04:35 Du coup, on s'est dit non, non, non.
04:37 Qu'est-ce qui est dangereux pour les gens qui sont en crise ?
04:42 D'abord, ce n'est pas ce qu'on voit dans les films.
04:45 Souvent, ce qu'on voit dans les films,
04:46 ce sont des personnes complètement tarées,
04:48 des tueurs en série et tout.
04:50 Et forcément, quand on va diagnostiquer la personne,
04:53 c'est un schizophrène.
04:55 Pareil, dans les documentaires,
04:57 les pompiers vont intervenir sur quelqu'un qui est en crise,
05:00 ça arrête tout de suite, c'est un schizophrène.
05:02 Souvent, ils vont très, très mal
05:04 et ce sont plus dangereux pour eux que pour les autres.
05:07 Ensuite, j'ai un message qui va passer au grand public,
05:10 à tous ceux qui disent tous que oui,
05:13 il faut plus de lit dans la psychiatrie, etc.
05:16 Écoutez, je ne suis pas d'accord.
05:18 Pour une bonne raison, c'est qu'en France,
05:21 ce qu'on attend, on attend la crise, la rupture en gros,
05:24 le moment où on n'en peut plus et on explose.
05:26 Le problème, c'est que si on venait à diagnostiquer la maladie
05:30 avant la crise, la grosse crise,
05:33 on pourrait la prévoir et médicamenter,
05:36 ou pas, mais faire un suivi pour éviter la grosse crise justement
05:40 et donc l'hospitalisation.
05:42 Moi, je serais d'accord que je serais pour qu'on ait
05:45 plus de moyens de détection de la maladie.

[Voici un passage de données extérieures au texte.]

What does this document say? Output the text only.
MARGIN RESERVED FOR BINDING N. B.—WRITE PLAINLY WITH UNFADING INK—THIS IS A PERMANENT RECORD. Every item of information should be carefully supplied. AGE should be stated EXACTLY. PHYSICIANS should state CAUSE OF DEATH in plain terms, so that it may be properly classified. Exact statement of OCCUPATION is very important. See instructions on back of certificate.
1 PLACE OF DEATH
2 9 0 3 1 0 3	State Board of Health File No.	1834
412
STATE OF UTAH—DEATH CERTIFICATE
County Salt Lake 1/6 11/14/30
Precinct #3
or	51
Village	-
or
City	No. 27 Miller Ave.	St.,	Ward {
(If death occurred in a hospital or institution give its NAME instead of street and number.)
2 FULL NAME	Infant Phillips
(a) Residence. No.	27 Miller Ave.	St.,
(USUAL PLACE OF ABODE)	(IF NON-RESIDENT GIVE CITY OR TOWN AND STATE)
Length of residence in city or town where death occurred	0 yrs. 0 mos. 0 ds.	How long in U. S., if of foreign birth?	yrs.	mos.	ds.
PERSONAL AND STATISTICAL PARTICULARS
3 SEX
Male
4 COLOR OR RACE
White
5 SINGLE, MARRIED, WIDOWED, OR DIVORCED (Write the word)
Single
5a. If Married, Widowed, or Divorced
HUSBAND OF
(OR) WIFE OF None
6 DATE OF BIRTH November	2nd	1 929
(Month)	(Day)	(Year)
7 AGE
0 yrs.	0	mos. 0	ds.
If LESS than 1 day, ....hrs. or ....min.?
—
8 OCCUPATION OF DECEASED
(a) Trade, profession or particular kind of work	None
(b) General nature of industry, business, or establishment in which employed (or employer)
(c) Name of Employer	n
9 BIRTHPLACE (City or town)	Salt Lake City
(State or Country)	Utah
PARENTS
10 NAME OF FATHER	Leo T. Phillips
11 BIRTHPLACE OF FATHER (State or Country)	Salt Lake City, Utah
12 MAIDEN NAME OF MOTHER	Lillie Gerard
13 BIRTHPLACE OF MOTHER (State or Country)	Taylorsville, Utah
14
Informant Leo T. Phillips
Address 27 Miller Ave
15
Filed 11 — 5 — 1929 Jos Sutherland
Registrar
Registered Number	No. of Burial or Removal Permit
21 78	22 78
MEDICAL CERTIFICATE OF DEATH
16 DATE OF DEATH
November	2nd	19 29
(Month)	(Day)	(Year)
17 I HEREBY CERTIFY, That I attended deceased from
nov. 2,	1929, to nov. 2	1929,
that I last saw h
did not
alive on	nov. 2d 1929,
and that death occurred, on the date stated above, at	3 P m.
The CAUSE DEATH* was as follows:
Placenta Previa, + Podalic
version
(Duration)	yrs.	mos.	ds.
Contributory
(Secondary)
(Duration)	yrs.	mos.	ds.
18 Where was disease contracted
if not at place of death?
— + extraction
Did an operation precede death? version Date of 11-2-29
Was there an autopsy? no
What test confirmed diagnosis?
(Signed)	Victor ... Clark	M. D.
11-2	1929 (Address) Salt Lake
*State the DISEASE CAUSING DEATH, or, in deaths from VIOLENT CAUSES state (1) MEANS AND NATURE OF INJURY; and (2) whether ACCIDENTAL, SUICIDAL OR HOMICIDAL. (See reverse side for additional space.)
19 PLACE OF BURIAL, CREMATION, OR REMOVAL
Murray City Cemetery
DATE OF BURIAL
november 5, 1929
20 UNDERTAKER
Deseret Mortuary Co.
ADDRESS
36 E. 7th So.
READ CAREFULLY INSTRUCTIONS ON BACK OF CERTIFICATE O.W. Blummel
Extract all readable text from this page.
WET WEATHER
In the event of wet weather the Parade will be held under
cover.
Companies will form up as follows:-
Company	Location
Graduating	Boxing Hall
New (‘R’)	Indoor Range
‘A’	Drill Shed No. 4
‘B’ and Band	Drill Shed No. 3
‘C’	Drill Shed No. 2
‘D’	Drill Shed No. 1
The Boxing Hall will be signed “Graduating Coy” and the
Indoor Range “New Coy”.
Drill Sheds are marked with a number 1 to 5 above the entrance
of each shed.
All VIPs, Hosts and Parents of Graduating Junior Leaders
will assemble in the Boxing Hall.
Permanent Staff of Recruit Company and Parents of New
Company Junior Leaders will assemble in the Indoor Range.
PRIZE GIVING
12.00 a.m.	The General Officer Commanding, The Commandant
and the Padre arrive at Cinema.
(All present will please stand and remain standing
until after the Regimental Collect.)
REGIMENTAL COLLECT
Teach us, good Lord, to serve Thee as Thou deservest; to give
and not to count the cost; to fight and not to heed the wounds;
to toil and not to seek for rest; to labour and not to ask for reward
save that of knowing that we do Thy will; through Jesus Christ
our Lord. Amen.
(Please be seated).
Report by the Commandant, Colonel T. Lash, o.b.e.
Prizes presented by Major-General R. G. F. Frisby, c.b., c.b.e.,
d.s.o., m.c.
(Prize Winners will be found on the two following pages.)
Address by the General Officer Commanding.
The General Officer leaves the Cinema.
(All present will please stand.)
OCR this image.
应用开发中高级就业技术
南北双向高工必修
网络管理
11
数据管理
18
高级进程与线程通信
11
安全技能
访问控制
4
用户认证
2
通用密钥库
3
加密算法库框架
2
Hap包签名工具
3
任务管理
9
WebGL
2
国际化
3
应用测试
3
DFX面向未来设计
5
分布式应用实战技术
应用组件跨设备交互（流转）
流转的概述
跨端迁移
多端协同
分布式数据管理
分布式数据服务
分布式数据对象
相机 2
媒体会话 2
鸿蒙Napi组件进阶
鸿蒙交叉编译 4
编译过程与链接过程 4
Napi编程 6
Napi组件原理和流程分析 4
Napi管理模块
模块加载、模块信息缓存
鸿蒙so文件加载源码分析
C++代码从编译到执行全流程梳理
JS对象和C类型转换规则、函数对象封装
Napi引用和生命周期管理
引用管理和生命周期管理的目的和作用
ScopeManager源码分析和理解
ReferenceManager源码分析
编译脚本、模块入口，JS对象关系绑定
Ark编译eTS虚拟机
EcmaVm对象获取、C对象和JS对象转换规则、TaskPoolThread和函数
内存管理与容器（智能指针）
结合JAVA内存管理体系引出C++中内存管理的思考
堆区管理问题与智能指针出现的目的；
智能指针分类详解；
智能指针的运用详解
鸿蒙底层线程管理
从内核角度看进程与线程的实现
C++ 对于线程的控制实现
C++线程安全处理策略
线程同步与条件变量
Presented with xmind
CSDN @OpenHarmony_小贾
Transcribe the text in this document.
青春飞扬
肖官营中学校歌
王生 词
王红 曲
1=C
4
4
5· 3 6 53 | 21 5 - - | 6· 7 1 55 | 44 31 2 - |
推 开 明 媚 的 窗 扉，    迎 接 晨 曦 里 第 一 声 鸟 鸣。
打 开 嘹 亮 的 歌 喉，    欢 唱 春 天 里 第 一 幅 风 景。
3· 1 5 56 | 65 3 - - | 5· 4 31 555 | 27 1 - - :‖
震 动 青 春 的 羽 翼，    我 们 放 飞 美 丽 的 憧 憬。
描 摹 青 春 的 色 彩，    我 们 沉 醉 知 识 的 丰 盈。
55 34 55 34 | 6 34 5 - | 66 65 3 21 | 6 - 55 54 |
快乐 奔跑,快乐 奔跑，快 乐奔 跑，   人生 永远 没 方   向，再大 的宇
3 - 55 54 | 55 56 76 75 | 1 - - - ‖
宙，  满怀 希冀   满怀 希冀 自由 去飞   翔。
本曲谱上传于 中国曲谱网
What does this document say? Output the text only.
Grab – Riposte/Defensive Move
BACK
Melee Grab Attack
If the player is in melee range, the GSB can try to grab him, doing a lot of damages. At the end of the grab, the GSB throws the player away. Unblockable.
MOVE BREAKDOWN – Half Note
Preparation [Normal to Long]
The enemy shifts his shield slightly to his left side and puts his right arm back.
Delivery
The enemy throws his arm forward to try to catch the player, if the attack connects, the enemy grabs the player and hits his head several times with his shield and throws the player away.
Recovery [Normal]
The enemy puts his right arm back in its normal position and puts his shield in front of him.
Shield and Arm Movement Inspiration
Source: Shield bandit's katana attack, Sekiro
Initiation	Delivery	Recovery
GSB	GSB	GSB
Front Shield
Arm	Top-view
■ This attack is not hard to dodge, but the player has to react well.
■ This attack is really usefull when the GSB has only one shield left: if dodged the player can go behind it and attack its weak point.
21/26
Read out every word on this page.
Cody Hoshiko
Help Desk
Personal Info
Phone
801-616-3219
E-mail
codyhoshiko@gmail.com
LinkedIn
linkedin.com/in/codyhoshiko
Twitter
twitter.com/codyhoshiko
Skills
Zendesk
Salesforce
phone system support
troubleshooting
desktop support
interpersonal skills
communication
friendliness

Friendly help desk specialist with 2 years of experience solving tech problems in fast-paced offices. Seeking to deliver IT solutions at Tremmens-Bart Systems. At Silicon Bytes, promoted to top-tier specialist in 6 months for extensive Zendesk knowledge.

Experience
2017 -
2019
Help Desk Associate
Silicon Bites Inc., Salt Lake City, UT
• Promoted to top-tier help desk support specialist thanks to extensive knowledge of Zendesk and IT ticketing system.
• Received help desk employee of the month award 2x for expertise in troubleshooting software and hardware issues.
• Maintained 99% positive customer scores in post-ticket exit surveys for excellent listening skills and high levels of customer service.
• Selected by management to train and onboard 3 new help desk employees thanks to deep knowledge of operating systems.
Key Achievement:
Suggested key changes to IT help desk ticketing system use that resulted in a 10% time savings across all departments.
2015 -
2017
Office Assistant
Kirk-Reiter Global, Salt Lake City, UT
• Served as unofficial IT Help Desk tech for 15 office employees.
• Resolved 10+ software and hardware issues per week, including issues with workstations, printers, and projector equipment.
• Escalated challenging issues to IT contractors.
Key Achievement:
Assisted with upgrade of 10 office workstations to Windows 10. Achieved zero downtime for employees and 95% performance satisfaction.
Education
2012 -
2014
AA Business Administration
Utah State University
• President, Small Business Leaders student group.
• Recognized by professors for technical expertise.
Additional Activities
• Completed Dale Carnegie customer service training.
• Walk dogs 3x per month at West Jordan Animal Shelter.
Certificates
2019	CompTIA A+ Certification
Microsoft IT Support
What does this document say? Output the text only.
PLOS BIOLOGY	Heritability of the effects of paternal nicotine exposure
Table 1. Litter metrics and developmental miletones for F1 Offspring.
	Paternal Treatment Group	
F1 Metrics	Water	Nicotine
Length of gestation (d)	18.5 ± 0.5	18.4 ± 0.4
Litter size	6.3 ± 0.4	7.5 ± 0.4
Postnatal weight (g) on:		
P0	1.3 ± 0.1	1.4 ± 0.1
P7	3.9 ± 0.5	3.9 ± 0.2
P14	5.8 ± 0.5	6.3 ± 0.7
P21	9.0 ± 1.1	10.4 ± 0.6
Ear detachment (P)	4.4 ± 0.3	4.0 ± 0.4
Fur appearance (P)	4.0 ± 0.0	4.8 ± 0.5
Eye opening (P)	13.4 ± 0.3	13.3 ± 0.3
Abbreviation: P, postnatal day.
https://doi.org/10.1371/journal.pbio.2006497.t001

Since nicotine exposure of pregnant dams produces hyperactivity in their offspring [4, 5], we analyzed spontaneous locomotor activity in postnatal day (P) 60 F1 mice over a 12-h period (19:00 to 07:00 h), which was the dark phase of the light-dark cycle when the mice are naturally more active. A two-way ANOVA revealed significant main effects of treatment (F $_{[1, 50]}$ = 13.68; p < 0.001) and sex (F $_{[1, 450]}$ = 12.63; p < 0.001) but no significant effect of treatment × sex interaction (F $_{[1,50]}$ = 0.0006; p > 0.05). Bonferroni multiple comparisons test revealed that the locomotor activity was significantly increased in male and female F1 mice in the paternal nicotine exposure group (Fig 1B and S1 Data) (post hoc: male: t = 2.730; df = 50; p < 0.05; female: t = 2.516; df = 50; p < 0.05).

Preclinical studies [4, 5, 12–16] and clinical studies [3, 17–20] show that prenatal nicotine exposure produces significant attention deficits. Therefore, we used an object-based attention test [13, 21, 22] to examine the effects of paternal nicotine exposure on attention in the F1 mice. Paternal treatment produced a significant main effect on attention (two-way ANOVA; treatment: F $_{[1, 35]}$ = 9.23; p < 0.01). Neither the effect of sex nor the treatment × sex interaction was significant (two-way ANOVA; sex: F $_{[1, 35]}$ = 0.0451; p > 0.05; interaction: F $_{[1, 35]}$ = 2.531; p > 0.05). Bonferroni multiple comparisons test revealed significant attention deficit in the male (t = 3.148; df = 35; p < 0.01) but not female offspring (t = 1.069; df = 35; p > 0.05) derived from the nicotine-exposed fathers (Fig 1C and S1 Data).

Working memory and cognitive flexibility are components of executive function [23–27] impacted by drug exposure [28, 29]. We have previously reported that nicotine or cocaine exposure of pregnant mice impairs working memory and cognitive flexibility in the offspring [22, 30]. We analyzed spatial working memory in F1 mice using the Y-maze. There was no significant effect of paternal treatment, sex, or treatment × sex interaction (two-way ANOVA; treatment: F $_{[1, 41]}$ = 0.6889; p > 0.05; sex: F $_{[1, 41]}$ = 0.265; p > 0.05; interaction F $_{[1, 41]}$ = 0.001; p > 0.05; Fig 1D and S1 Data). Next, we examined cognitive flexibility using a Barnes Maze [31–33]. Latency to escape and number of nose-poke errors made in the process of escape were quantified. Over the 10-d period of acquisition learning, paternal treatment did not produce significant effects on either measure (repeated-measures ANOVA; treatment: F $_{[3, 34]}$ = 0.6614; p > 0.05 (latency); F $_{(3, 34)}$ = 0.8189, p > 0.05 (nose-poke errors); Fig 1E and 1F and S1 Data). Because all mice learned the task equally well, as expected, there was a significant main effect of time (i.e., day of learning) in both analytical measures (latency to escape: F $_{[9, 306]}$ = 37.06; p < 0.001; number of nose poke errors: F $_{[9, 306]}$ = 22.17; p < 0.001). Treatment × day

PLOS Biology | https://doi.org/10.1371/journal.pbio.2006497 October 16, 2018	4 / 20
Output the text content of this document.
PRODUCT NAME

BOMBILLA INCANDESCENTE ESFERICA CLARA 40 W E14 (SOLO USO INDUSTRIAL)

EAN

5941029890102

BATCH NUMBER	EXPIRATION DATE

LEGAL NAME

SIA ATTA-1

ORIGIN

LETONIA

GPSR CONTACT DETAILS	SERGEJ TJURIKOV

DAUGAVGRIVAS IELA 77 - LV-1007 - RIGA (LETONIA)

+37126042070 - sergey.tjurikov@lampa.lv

05:49 Il y en a des médecins qui me diront,
05:52 parce que je sais très bien qu'il y en a qui me le diront,
05:54 ils me diront « Ouais, mais à cet âge-là,
05:56 c'est dur de poser un diagnostic. »
05:58 Je n'ai pas dit « poser un diagnostic »,
06:00 j'ai dit « faire un suivi ».
06:02 C'est la même chose.
06:03 Après, mon entourage me connaît bien.
06:09 J'encourage les autres personnes.
06:12 Il ne faut pas avoir peur d'aller vers la personne,
06:14 parce qu'en fait, la personne justement, on en a besoin.
06:16 Parce qu'elle, elle se sent toute seule,
06:18 elle a ses hallucinations et tout.
06:20 Et en fait, c'est super important d'aller vers elle,
06:22 même si on se fait enfoirer, là, on part, on ne reste pas.
06:26 Mais quand même, c'est important d'aller voir la personne,
06:29 parce que souvent, pas tous, mais souvent,
06:31 elle s'isole, etc.
06:33 Et c'est bien d'aller vers cette personne-là,
06:35 parce que ça lui permet de « illuminer sa journée »,
06:38 parce qu'elle va se dire « Tiens, je ne suis pas une personne à part ».